Het NEKP stelt dat de studie zal toelaten om de bijmengingsgraad te wijzigen, indien nodig. Welke bijkomende inspanningen kan Vlaanderen leveren om dit mogelijk te maken, indien nodig?
Minister Demir heeft het woord.
Vooreerst wil ik benadrukken dat de bijmenging van biobrandstoffen een federale bevoegdheid betreft. Gelet op de bevoegdheid van de federale overheid over biobrandstoffen, ligt ook de verantwoordelijkheid voor het opzetten, uitvoeren en financieren van deze studie die vermeld staat in het Nationale Energie- en Klimaatplan bij de federale overheid.
De stand van zaken van deze studie is de volgende. Mijn administratie is begin 2020 gecontacteerd door de Federale Overheidsdienst Volksgezondheid, Veiligheid van de Voedselketen en Leefmilieu met de vraag om deel uit te maken van een ondersteuningscomité voor deze interfederale studie. Dit comité zelf is sindsdien echter nog niet samengekomen.

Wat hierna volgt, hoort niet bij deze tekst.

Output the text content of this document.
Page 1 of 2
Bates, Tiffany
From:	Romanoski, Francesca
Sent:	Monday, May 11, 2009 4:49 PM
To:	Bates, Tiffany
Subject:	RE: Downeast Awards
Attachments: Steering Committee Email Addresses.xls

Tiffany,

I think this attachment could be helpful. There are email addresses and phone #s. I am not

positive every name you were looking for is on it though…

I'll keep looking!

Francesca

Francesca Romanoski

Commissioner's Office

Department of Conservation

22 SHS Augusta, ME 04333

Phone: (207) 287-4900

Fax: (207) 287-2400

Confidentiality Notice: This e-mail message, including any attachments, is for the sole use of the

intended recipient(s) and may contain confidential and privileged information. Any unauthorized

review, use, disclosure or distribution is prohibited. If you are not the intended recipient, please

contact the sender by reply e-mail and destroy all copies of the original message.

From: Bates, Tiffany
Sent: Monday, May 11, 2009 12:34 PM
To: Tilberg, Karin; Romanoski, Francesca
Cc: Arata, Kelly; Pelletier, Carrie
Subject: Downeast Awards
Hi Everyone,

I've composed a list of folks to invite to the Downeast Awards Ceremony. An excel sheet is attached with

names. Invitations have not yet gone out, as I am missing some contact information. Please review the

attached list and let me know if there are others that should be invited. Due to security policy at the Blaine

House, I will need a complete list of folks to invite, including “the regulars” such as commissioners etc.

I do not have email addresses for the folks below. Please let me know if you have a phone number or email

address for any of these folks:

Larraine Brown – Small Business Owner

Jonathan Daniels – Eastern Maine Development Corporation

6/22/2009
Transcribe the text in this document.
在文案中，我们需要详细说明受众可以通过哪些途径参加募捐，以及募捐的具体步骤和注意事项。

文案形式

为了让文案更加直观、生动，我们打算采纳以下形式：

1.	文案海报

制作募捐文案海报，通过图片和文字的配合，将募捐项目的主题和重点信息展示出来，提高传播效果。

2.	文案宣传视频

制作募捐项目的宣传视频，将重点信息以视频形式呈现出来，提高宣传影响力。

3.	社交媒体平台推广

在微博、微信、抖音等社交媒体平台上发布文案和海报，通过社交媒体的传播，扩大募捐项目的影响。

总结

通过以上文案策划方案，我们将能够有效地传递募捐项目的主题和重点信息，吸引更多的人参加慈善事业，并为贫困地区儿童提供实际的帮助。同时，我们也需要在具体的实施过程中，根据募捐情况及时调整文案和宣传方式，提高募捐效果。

Uit recente navraag van mijn administratie bij de federale overheid is gebleken dat het bestek voor deze studie momenteel wordt afgerond. Deze studie zou op korte termijn worden aanbesteed. Het zou nog steeds de bedoeling zijn om deze studie tegen het einde van dit jaar af te ronden, in lijn met de voorziene timing in het nationale energie- en klimaatplan. Het bestek is niet voorgelegd aan mijn administratie en bijgevolg beschik ik dan ook niet over meer details over de geplande aanpak die de FOD Volksgezondheid voor ogen heeft met deze studieopdracht.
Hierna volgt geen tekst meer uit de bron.